Provenant de l’arrière-scène musicale industrielle et expérimentale, Muslimgauze, de son vrai nom Bryn Jones, est un artiste issu du foisonnement de l’Underground anglais.

Même si dans la musique expérimentale, les mélodies sont rares, les cassures rythmiques nombreuses et volubiles, répétitives et insistantes, une partie de la critique le classe dans la catégorie des musiciens britanniques ethniques.

En réalité, cette musique est d’abord le fruit d’un milieu artistique, celui du Manchester musical. Elle est aussi l’expression d’une époque, sociale et politique spécifique, marquée par les réformes économiques libérales de Margaret Thatcher.

Cependant, quelle que soit la dénomination musicale qu’on lui donne, ce courant éclectique est fondamentalement révolutionnaire dans le sens où il met en branle toute la musique existante, détruit les codes musicaux pour en renverser les principes.

Bryn Jones avouera, à l’occasion d’interviews rares, quelques influences initiales et formatrices du moment comme le groupe Can (groupe) et le phénomène du krautrock (rock progressif, expérimental et psychédélique allemand de la fin des années 1960, essentiellement représenté par des groupes originaires d’Allemagne de l’Ouest), ou encore les groupes comme Faust (groupe), Tangs et Throbbing Gristle.

Par la suite, l’artiste britannique expérimente cette veine musicale en créant « E. g. Oblique Graph », il dépasse l’air du temps, devient même post-punk et postindustriel par la rupture stylistique avec la musique traditionnelle.

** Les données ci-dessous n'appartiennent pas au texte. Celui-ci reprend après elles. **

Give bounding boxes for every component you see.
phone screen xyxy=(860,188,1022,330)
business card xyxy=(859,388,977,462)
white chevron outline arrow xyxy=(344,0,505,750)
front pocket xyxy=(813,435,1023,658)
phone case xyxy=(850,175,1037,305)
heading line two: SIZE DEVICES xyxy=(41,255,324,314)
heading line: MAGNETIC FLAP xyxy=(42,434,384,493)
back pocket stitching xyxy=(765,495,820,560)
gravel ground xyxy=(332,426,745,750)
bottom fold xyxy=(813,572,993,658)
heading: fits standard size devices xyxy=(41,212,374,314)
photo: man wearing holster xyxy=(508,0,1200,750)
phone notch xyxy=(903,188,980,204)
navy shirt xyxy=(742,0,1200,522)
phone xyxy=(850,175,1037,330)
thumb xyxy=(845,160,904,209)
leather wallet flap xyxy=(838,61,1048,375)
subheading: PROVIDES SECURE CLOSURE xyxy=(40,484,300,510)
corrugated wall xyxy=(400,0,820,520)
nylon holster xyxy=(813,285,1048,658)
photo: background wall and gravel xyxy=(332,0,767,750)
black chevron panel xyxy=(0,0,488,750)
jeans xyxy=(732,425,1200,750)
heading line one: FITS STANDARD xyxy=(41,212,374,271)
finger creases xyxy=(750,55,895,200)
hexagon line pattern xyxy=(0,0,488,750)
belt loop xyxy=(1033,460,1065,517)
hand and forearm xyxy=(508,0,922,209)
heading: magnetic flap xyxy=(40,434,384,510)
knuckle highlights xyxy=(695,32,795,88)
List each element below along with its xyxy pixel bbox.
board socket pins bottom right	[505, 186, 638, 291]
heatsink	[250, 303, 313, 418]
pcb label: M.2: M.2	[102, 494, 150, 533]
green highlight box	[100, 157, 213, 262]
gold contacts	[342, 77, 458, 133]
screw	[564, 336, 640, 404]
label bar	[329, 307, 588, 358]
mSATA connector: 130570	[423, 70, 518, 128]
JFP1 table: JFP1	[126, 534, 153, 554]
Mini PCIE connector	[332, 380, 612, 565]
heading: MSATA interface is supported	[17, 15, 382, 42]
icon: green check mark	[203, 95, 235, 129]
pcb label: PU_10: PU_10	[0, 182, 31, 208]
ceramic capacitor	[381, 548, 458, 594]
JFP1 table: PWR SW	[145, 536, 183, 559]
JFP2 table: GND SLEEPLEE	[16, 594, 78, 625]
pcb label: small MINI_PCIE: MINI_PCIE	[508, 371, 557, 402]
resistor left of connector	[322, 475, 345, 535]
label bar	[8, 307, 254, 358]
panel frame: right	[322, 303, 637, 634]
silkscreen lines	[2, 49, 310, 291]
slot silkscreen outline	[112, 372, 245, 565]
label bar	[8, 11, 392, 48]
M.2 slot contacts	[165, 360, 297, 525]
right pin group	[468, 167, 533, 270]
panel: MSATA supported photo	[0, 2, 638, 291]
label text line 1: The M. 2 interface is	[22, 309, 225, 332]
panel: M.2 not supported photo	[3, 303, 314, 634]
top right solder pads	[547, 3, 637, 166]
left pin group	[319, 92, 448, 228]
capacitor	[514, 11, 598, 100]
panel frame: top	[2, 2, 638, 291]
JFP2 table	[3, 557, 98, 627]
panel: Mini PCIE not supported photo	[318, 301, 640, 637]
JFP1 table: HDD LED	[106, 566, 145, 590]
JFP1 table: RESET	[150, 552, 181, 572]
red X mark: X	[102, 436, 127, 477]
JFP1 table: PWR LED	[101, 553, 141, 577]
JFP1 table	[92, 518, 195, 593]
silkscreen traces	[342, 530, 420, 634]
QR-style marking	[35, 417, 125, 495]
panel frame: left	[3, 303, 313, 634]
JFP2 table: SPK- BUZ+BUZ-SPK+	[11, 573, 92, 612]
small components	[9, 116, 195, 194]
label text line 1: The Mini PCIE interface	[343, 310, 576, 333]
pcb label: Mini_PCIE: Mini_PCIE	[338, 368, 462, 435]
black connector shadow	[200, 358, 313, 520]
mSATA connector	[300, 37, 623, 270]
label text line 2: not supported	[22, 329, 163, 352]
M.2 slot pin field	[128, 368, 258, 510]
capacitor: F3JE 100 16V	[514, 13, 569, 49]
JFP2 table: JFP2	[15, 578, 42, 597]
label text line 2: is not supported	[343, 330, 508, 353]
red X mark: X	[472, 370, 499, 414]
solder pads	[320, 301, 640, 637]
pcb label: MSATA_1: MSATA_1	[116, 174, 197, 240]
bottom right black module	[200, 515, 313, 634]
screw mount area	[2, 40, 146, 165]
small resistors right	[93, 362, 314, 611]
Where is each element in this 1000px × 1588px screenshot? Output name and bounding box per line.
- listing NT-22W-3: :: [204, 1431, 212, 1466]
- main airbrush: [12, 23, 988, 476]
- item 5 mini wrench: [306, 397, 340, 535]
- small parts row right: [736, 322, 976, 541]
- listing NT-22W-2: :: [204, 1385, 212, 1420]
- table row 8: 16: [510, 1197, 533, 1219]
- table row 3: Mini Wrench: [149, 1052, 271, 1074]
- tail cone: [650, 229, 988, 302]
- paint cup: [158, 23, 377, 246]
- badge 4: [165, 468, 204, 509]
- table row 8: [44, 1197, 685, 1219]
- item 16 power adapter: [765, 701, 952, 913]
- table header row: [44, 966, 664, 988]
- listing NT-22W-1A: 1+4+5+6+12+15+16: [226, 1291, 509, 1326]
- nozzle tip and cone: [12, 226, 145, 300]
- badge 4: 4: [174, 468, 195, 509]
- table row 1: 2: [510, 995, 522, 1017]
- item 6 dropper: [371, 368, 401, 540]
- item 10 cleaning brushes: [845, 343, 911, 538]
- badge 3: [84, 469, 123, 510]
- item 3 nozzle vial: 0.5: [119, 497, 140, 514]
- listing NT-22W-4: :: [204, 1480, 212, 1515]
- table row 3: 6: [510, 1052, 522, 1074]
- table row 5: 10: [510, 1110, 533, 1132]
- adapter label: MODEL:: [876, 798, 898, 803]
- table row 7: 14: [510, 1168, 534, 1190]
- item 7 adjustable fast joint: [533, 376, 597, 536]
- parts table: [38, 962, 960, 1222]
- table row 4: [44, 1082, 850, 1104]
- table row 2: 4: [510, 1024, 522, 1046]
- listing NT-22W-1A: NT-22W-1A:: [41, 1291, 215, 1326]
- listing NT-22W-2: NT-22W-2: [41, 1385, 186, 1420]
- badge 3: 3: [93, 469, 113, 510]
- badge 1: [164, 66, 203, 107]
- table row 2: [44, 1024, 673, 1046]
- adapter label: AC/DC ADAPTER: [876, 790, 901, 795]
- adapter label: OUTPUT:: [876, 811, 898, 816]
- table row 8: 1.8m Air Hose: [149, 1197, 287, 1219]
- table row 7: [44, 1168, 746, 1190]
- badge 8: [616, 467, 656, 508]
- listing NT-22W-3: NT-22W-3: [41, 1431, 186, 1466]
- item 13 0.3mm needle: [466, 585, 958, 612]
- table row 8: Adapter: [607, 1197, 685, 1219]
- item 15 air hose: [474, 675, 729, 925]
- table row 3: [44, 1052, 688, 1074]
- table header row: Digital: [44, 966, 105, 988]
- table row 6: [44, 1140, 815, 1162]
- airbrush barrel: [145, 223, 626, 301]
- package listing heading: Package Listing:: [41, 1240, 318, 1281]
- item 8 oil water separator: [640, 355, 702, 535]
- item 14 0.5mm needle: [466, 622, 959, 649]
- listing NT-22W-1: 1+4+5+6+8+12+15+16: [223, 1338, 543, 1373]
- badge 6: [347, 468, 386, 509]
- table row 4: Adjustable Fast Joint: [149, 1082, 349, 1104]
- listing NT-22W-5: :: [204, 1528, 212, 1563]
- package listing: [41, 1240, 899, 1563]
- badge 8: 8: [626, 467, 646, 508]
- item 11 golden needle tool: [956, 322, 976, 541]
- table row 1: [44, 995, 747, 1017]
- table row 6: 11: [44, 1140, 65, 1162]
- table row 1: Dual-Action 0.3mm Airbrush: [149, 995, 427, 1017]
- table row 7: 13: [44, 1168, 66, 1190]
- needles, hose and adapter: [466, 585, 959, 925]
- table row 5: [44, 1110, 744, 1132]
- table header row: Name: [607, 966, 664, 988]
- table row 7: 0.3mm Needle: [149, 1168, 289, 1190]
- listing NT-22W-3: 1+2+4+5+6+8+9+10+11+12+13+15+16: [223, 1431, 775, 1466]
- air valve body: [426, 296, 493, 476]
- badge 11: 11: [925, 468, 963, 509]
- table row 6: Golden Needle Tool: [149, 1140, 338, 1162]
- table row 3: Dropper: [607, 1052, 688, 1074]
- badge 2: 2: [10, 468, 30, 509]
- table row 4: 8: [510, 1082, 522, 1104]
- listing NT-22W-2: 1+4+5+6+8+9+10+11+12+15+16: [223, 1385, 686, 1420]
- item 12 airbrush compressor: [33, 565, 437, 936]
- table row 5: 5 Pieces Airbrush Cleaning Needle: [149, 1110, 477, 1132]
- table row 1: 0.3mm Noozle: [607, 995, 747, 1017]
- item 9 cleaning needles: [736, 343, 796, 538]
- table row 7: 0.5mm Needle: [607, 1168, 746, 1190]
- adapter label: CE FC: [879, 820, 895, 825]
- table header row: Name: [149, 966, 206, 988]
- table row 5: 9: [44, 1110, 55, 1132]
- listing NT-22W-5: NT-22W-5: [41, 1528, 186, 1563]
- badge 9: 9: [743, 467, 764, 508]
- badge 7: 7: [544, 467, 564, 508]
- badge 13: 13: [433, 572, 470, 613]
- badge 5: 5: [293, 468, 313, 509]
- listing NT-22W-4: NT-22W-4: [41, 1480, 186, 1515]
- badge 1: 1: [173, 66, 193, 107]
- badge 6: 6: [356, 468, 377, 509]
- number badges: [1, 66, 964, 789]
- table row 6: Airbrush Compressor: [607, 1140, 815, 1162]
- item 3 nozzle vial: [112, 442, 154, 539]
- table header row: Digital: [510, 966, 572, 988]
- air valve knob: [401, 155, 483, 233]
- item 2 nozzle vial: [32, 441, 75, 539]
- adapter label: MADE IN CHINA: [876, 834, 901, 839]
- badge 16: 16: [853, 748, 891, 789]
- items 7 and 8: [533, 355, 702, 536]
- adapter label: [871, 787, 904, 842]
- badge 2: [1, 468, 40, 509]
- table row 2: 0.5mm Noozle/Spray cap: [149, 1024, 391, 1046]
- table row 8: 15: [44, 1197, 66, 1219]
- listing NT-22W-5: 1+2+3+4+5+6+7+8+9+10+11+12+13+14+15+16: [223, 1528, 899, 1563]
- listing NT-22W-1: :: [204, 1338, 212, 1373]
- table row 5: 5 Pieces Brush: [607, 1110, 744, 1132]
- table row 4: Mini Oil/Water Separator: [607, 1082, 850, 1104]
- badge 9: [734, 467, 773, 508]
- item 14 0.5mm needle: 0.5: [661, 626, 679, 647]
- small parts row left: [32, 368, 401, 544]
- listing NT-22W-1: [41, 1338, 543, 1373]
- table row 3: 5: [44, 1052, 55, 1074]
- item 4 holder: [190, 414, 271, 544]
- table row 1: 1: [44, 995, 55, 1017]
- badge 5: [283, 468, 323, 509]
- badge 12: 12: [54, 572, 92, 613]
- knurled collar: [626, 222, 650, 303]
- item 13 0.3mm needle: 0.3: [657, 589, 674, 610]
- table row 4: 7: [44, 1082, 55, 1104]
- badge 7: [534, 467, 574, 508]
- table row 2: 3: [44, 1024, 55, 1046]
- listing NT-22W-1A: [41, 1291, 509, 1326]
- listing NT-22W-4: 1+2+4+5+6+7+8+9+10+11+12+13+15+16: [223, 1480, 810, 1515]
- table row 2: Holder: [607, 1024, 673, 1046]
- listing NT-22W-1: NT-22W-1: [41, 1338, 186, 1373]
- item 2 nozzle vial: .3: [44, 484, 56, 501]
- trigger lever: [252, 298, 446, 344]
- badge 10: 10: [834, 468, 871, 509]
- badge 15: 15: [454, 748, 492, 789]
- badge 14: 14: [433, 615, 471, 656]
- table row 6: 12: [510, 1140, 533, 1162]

Parallèlement, il supprime les paroles et introduit un fort engagement politique.

Les exemples de Joe Strummer des Clash, ou encore de Johnny Rotten des Sex Pistols sont quasi contemporains du travail de Bryn Jones.

Son premier album, dans cette veine, s’intitule « Completely Oblique ». Pas moins de sept albums suivront sous ce même nom. Les exemples de titres ou d’albums comme Extended Play, triptych, Inhalt  illustrent à merveille cette première approche.

2 – Aux choix politiques variés

C’est en septembre 1982, au moment où Israël envahit le Liban alors en pleine guerre civile, qu’apparait le nom de Muslimgauze.

C’est un choix volontaire et conscient de la part de l’artiste engagé. L’originalité musicale de Muslimgauze et sa dimension politique donne naissance à une musique vagabonde qui se matérialise à l’oreille comme autant d’illustrations a-mélodiques de nos contemporanéités conflictuelles.

Bryn Jones construit un concept nouveau dans une totale liberté de tons et de création, Musique et Politique se rejoignent et font corps dans une œuvre époustouflante

Laissons l’artiste nous dire lui-même la vision qu’il a de son travail :

« Je commence par un fait politique, un évènement, une histoire, etc. De ça naît une idée, de ma tête et avec mes mains, je crée le morceau. Je délaisse quelques sons afin de garder le morceau final le plus basique, garder l’idée et le morceau de la manière la plus brute que possible. Je travaille toujours sur des machines à bandes, j’ajoute des sons, je double sur DAT ainsi de suite, je teste. Je n’ai jamais touché d’ordinateurs ou de samplers, j’utilise du matériel analogique, des vielles bandes, des amplis, n’importe quoi. J’espère que Muslimgauze sonne unique, détaché, n’appartenant à aucune formule musicale. Utiliser des ordinateurs ça ne m’attire pas, j’aime le résultat brut de l’analogique. », InHartZine : E.g. Oblique Graph. – Complete Oblique

 

3 – L’originalité de Muslimgauze

Rajout d’éléments d’influences orientales portés par des techniques occidentales, ce croisement est l’Adn même de son travail musical comme son nom l’indique, une gaze ou mousseline musulmane (morceau de tissu aux fils croisés originaire de Gaza), et traduit ainsi ses préoccupations, toujours musicales, mais aussi socio-politiques.

« For around ten years, Muslim gauze have been creating their own mix of western and eastern cultures, influenced by the middle east and the PLO, their releases are interesting musically as well as thought provoking politically. »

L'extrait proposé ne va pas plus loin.